Member of the Arizona Senate from the 5th district
- In office January 10, 2005 – June 8, 2008
- Preceded by: Jack A. Brown
- Succeeded by: Sylvia Allen

48th Speaker of the Arizona House of Representatives
- In office January 6, 2003 – January 10, 2005
- Preceded by: James Weiers
- Succeeded by: James Weiers

Member of the Arizona House of Representatives
- In office January 13, 1997 – January 10, 2005 Serving with Debra Brimhall (1997–2003) William Konopnicki (2003–2005)
- Preceded by: Jack A. Brown
- Succeeded by: Jack A. Brown
- Constituency: 4th district (1997–2003) 5th district (2003–2005)

Personal details
- Born: Franklin Lars Flake August 4, 1935 Snowflake, Arizona, U.S.
- Died: June 8, 2008 (aged 72) Show Low, Arizona, U.S.
- Party: Republican
- Spouse: Mary Louise Skouson ​(m. 1959)​
- Children: 13
- Relatives: Jeff Flake (nephew) William J. Flake (great-grandfather)

= Jake Flake =

American politician (1935–2008)

Franklin Lars "Jake" Flake (August 4, 1935 – June 8, 2008) was an American politician who served as a Senator in the Arizona State Legislature from 2005 until his death. Previous to his term as State Senator, he served as a Representative in the Arizona Legislature, including a stint as Speaker of the House.

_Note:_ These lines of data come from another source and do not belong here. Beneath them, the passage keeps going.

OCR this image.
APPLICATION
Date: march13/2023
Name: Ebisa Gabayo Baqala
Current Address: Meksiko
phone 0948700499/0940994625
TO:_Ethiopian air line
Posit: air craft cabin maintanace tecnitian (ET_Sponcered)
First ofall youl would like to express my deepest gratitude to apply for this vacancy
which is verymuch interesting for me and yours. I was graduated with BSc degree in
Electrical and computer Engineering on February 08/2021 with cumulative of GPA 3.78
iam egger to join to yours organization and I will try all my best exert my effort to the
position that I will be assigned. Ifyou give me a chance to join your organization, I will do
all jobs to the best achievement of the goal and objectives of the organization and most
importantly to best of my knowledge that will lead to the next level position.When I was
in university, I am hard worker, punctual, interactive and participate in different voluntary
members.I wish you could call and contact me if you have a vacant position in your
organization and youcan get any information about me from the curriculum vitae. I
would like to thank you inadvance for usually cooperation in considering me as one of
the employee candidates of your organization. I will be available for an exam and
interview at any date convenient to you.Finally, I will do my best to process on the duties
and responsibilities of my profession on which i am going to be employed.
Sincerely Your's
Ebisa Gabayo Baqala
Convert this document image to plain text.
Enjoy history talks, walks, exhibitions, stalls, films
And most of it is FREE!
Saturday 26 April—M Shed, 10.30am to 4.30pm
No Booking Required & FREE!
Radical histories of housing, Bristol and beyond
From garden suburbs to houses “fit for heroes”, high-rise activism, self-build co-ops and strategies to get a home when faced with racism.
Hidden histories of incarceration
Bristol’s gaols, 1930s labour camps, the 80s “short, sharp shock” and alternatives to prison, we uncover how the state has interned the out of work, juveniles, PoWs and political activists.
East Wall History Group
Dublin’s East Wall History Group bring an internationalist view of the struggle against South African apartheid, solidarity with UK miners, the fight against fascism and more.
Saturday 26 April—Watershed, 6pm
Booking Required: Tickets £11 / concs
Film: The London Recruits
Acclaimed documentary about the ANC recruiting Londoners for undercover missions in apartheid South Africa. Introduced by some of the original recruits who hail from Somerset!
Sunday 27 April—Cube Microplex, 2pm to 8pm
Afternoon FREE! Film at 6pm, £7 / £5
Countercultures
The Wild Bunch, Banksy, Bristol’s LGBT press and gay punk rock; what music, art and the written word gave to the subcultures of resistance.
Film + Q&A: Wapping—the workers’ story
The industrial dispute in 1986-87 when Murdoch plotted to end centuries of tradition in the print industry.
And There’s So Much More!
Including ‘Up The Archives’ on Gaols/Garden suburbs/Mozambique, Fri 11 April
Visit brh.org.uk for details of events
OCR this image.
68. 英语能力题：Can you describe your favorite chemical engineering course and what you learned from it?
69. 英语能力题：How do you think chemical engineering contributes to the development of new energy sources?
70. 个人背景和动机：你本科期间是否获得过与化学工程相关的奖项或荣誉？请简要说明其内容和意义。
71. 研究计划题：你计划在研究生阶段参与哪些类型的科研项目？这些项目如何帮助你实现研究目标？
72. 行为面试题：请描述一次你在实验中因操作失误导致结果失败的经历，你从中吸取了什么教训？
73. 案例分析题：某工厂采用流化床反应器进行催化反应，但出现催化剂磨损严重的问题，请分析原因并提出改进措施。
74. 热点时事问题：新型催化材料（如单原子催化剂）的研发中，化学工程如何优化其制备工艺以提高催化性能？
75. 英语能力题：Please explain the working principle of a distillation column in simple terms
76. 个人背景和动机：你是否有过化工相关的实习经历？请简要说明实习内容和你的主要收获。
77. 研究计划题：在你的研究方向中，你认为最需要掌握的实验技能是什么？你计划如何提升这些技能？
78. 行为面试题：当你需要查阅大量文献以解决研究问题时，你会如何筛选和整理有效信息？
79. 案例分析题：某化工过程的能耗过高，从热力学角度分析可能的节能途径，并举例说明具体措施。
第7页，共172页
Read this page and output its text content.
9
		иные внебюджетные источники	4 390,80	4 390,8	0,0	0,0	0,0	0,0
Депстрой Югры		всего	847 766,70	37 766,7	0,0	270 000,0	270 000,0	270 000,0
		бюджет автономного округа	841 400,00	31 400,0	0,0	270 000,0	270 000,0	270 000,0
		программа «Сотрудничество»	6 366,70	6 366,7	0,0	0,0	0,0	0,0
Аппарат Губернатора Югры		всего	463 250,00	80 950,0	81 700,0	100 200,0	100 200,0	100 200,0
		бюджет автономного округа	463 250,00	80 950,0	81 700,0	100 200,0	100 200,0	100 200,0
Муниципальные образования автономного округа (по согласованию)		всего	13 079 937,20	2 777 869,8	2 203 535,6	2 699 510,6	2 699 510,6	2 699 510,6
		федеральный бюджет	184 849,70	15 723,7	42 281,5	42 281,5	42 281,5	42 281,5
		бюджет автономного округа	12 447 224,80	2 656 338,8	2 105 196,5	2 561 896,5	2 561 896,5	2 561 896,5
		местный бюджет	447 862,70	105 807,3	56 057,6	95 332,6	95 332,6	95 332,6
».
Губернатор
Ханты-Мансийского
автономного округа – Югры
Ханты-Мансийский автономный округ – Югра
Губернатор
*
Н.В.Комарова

== Early life and education ==
Flake was born in Snowflake, Arizona to Virgil Maeser Flake and Gerda Flake, née Hendrickson. He was born Franklin Lars Flake, but his father soon gave him the nickname "Jake", and that is what he was called most of his life. He graduated from Arizona State University in 1960.

== Career ==
Flake was a cattle rancher by profession, and he and three of his brothers raised the Beefmaster breed.

After graduating from college, he returned to Snowflake and lived there until his election to the Arizona House of Representatives in 1996, after which he divided his time between Snowflake and Phoenix. Flake served a mission for his church among the Navajo in the state of Arizona. Previous to entering state politics, he served as president of the Snowflake Arizona Stake of The Church of Jesus Christ of Latter-day Saints.

== Personal life ==
He married Mary Louise Skouson in 1959; they had 13 children and 53 (as of June 11, 2008) grandchildren. Mary Louise was an excellent musician who played French horn in the Silver Creek Symphony, as well as playing the solo piano part with that group on Gershwin’s Rhapsody in Blue. They were members of the Church of Jesus Christ of Latter-day Saints. He was an uncle to U.S. Representative Jeff Flake, who would later become a U.S. Senator and U.S. Ambassador to Turkey.

Flake died on the morning of June 8, 2008. He had been at home recovering from a horseback riding accident. He was succeeded in the Arizona Senate by Sylvia Allen.